Streams & Currents
by John Darnielle, New Times L.A.
January 17, 2002
Like an evening in an immersion tank, Steve Roach's STREAMS & CURRENTS is something rather more easily experienced than described. Roach, a longtime fixture of the non-genre unfortunately saddled with the term new age, composes long, contemplative pieces in which very little movement takes place, making those few shifts that do occur all the more momentous. Here, everything's live, all terms being relative: Playing a guitar through various processors in his Tucson studio, Roach erects glacial sound-structures that don't fade into the background of whatever room they're playing in so much as they insinuate themselves into the nooks and crannies of the listener's consciousness. Listening to the 14-minute "Almost Touching" is like watching the moon rise; there's no audible inflection here, just the fluid trajectory of the piece's almost imperceptible development.

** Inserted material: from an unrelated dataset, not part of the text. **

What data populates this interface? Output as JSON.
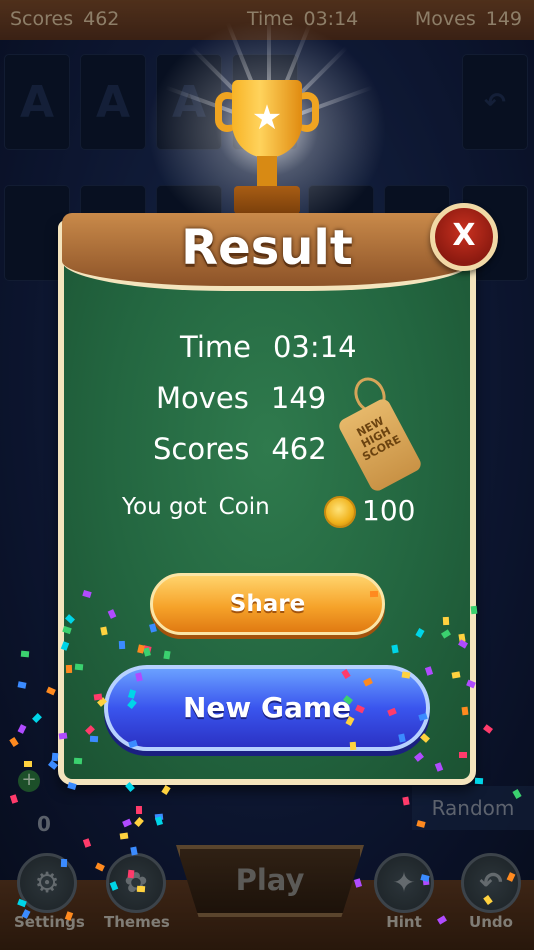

In place of normal compositional dynamics, STREAMS & CURRENTS offers a quiet but intense focus on the depth of the overall sounds in play. Much of the music in the New Age section of your local record store is little more than muted film soundtrack stuff, and you'd be better off eliminating the middleman and listening to the love theme from Spartacus. Roach is different, hunkering down with music's most basic elements and giving them ample room to breathe. It's the sort of music one could imagine as accompaniment for spelunking expeditions or deep-sea diving: slow, rich tones whose comings and goings occur unannounced, more felt than heard. Over repeated listenings, the album's six dreamlike pieces reveal subtle shadings and gradations of mood and texture. "Created for low volume continuous playback," reads the legend on the back of the CD case. Follow the directions, and you can't go far wrong.